Man en paard

De waarschuwing van bestuursvoorzitter Maurice van den Bosch van het OLVG – dat het een illusie is dat kleinschalige zorgorganisaties gegarandeerd in de lucht kunnen blijven – komt niet uit de lucht vallen. Anna van Poucke bijvoorbeeld (KPMG Plexus) stelde dit de afgelopen jaren al meerdere malen.

Interessant is nu de toevoeging die Van den Bosch erbij geeft, dat kleinere ziekenhuizen weliswaar kunnen blijven bestaan, maar dat het de vraag is of ze alles moeten blijven doen. Hij stelt dat we toe moeten naar zo’n dertig centra die de complexe acute zorg als speerpunt hebben. Met andere woorden: de andere ziekenhuizen dus niet.
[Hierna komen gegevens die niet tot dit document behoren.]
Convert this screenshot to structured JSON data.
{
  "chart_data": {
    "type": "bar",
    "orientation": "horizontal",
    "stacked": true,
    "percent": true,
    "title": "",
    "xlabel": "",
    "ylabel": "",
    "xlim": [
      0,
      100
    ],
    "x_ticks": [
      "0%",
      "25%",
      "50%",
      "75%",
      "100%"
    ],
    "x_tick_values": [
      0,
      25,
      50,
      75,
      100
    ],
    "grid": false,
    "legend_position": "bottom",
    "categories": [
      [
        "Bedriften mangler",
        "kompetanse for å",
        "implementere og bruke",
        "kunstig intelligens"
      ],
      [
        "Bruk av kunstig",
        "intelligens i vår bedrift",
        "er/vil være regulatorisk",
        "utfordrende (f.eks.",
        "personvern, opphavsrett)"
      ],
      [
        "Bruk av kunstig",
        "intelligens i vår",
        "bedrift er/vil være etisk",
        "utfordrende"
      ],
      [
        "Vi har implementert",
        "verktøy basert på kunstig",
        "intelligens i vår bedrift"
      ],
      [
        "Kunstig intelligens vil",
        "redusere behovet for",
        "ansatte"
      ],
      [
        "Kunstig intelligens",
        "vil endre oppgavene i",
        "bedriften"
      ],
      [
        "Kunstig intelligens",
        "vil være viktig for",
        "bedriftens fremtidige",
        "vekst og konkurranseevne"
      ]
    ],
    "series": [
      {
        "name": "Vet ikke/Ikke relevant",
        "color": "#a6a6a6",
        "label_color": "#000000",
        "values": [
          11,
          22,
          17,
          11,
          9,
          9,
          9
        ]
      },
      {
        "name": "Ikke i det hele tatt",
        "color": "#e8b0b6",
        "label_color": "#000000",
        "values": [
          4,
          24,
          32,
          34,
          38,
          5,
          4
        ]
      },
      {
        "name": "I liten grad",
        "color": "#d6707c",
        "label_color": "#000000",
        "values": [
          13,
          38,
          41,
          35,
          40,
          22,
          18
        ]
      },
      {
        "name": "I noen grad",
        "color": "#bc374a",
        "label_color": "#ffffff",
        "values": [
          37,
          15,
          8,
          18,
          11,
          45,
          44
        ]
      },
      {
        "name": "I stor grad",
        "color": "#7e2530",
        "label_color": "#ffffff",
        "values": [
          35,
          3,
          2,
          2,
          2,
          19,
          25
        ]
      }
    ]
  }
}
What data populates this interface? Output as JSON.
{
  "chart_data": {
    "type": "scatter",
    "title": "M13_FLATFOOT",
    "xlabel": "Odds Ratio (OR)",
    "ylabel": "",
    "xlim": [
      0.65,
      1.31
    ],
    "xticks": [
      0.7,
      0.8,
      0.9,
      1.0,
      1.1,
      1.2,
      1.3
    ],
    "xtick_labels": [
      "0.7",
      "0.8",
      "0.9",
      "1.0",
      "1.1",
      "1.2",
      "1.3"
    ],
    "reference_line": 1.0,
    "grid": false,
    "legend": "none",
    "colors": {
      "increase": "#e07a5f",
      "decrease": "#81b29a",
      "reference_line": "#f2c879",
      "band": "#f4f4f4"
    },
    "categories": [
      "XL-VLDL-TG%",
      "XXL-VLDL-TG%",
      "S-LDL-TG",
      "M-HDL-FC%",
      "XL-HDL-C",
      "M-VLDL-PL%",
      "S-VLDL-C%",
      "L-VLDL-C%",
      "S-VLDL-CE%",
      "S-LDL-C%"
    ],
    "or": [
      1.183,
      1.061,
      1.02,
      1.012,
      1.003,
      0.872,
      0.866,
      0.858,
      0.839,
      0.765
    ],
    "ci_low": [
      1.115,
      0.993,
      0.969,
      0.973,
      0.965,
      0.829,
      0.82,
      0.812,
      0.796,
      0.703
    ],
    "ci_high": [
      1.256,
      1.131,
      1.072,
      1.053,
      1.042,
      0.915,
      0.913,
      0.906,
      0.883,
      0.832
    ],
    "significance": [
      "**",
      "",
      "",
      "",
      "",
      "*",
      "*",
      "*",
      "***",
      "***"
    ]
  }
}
Ook die discussie is niet nieuw. Alleen werd die altijd gekleurd door de stelling dat een ziekenhuis zonder acute zorg eigenlijk geen echt ziekenhuis meer is. Ziekenhuizen die de acute zorg dreigden te verliezen, wierpen dit in de strijd als argument waarom de acute zorg kwijtraken simpelweg niet kón. De patiënten zouden dan onvoldoende waarde hebben van wat overbleef.

Het is simpelweg te kostbaar om acute zorg in ieder ziekenhuis overeind te houden

Het is tijd om van die stelling nu maar eens afscheid te nemen, en daarom is het goed dat Van den Bosch op dit punt man en paard noemt. Het is simpelweg te kostbaar om die acute zorg in ieder ziekenhuis overeind te houden. Nog afgezien van de vraag of er bij een beperkt patiëntaanbod personeel voor te vinden is.

Dat dit betekent dat het steeds belangrijker wordt om werk te maken van samenwerking in regio’s en netwerken, is duidelijk. Patiënten die hoogcomplexe zorg nodig hebben, hebben immers ook vaak laagcomplexe problemen die moeten worden behandeld. Topklinische centra gebruiken dit als argument waarom ze geen afstand kunnen doen van de laagcomplexe zorg. Als ze goed samenwerken in regionale netwerken, bestaat hier echter zeker ruimte voor. Ook zij moeten dus keuzes maken in hun zorgaanbod.